Wednesday, January 19, 2011

Memory Lane

In case you were wondering what all this fuss is about SSD (Solid State Drives) is about, the basics of how your computer stores information is needed.

A computer hard drive is where all your information, programs, pictures, music, software, and other things are stored.  Think of it like a warehouse.

Up until recently, these are commonly spinning disks.  Much like a music record (vinyl).  With a controller arm (like the needle of a record player).  Just like a record player, a hard drive is sensitive to physical shock, bumps, jolts, drops, etc... specially when in use, like when you're playing a video, music, or using a program.

If the hard drive is spinning and you hit, bump, or drop your computer, the controller arm may hit the spinning disk and damage data, and most likely the physical disk as well.  Like a needle scratching a record if hit during playback.

Over the years, hard drive manufacturers have added special systems that can detect if the disk is falling and moves the controller arm away from the spinning disk to prevent any physical damage.  Think of it like an airbag or parachute for the hard drive.  But this is still a mechanical system, subject to physical damage and failure.

Enter the SSD, or Solid State Drive.  These are memory chips that replace the spinning platter and moving parts of a traditional hard drive.  The technology of SSD is not new, but only recently has it been made affordable (well, that's relative) to the general public.

Essentially, modern day computers are built around economic compromise.  You may notice that computer ads boast about several types of memory (Cache, RAM, HDD, VRAM, etc)  Some numbers are smaller (KB, MB) and others larger (GB, TB).  The reason for having so many types of memory is simply cost.

If the whole computer ran on the best, and fastest type of memory available, computers would cost several thousands of US$ more than they do today.

Each type of memory decreases in speed and cost... the slower the memory, the lower the price and more storage can be given to the consumer.  Current hard drives can hold 1000x more data than   So cost for current hard drives was 1/1000 of previous memory chips.  With the introduction of SSDs, that gap has been decreased to about 1/20.  Still way more expensive than traditional hard drives, but offer a significant speed increase in system performance.

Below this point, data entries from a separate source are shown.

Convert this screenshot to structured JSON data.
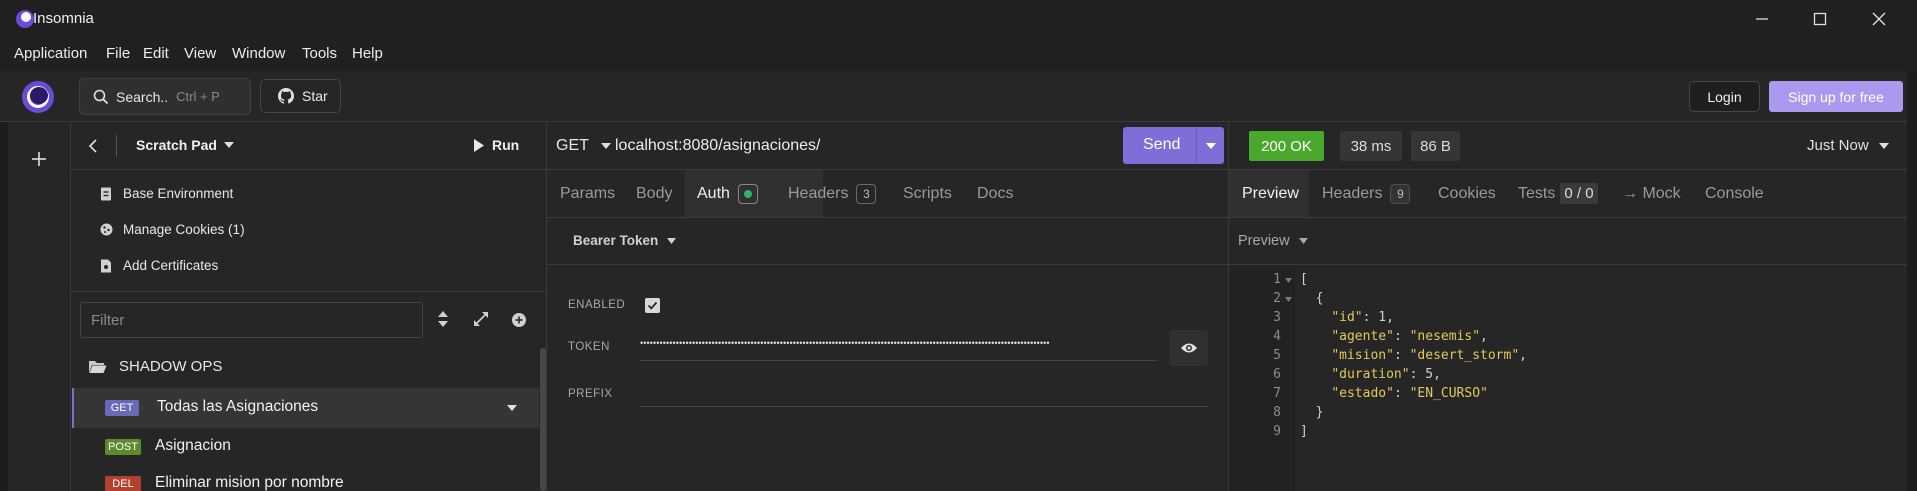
{
  "window": {
    "title": "Insomnia"
  },
  "menu": [
    "Application",
    "File",
    "Edit",
    "View",
    "Window",
    "Tools",
    "Help"
  ],
  "toolbar": {
    "search_label": "Search..",
    "search_shortcut": "Ctrl + P",
    "star_label": "Star",
    "login_label": "Login",
    "signup_label": "Sign up for free"
  },
  "sidebar": {
    "project": "Scratch Pad",
    "run_label": "Run",
    "items": [
      "Base Environment",
      "Manage Cookies (1)",
      "Add Certificates"
    ],
    "filter_placeholder": "Filter",
    "folder": "SHADOW OPS",
    "requests": [
      {
        "method": "GET",
        "name": "Todas las Asignaciones",
        "color": "#6b68b8"
      },
      {
        "method": "POST",
        "name": "Asignacion",
        "color": "#5d8a2a"
      },
      {
        "method": "DEL",
        "name": "Eliminar mision por nombre",
        "color": "#b3412f"
      }
    ]
  },
  "request": {
    "method": "GET",
    "url": "localhost:8080/asignaciones/",
    "send_label": "Send",
    "tabs": {
      "params": "Params",
      "body": "Body",
      "auth": "Auth",
      "headers": "Headers",
      "headers_count": "3",
      "scripts": "Scripts",
      "docs": "Docs"
    },
    "auth_type": "Bearer Token",
    "fields": {
      "enabled": "ENABLED",
      "token": "TOKEN",
      "prefix": "PREFIX"
    },
    "token_mask": "••••••••••••••••••••••••••••••••••••••••••••••••••••••••••••••••••••••••••••••••••••••••••••••••••••••••••••••••••••••••••••••"
  },
  "response": {
    "status": "200 OK",
    "time": "38 ms",
    "size": "86 B",
    "when": "Just Now",
    "tabs": {
      "preview": "Preview",
      "headers": "Headers",
      "headers_count": "9",
      "cookies": "Cookies",
      "tests": "Tests",
      "tests_count": "0 / 0",
      "mock": "→ Mock",
      "console": "Console"
    },
    "preview_mode": "Preview",
    "line_numbers": [
      "1",
      "2",
      "3",
      "4",
      "5",
      "6",
      "7",
      "8",
      "9"
    ]
  },
  "colors": {
    "accent": "#7e6fd8",
    "status_ok": "#4aa82d",
    "active_dot": "#2fb36a"
  }
}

What computer manufacturers don't tell you is that usually, the reason you 'old' laptop feels slower than a model that is just a few months newer, is usually just a few upgrades that can be done to bring your aging laptop to a respectable speed once again.  It won't make up for newer technologies, but it will make laptops that are a few years old, usable again and practical to keep.

My upcoming entry will be on upgrading and updating my trusty IBM Thinkpad X31 to as close to modern specs as possible.  This means 2 simple hardware upgrades: maximum RAM, and an SSD upgrade.  That's coming up tomorrow!


  1. i read somewhere that using SSDs will actually make the read/write process much more faster than HDD. but the downside is, they are more prone to electrical damage, i.e., electrical shocks (talk about Philippine electrical system and all those brownouts).

  2. Hi Roberto, yes they are more sensitive to electrical damage than regular HDD. But no more than the rest of the computer. So if it will damage the SSD, most likely it will damage other parts of the computer as well.

    The real-world benefits for laptops far outweigh the disadvantages. Mainly because laptops and mobile computers are subject to physical shock more than electrical surges.

    You're more likely to damage your laptop by using it while the disk is spinning, rather than a power spike.

  3. come to think of it, you are indeed right. i have totally forgotten that lappys got an AC adapter which charge the batteries, and also serves as 'voltage regulators'. i was thinking more of the SSDs for a big desktops :p

  4. For desktops, there's a new crop of hybrid hard drives than offer much higher cache and can preload common programs into a smaller SSD bank. Desktops have a much larger RAM capacity than laptops so the performance jump won't be an noticeable. Hybrid drives offer a good compromise between capacity and speed. They have them for laptops too btw, but you lose out on the power saving benefits of a full SSD.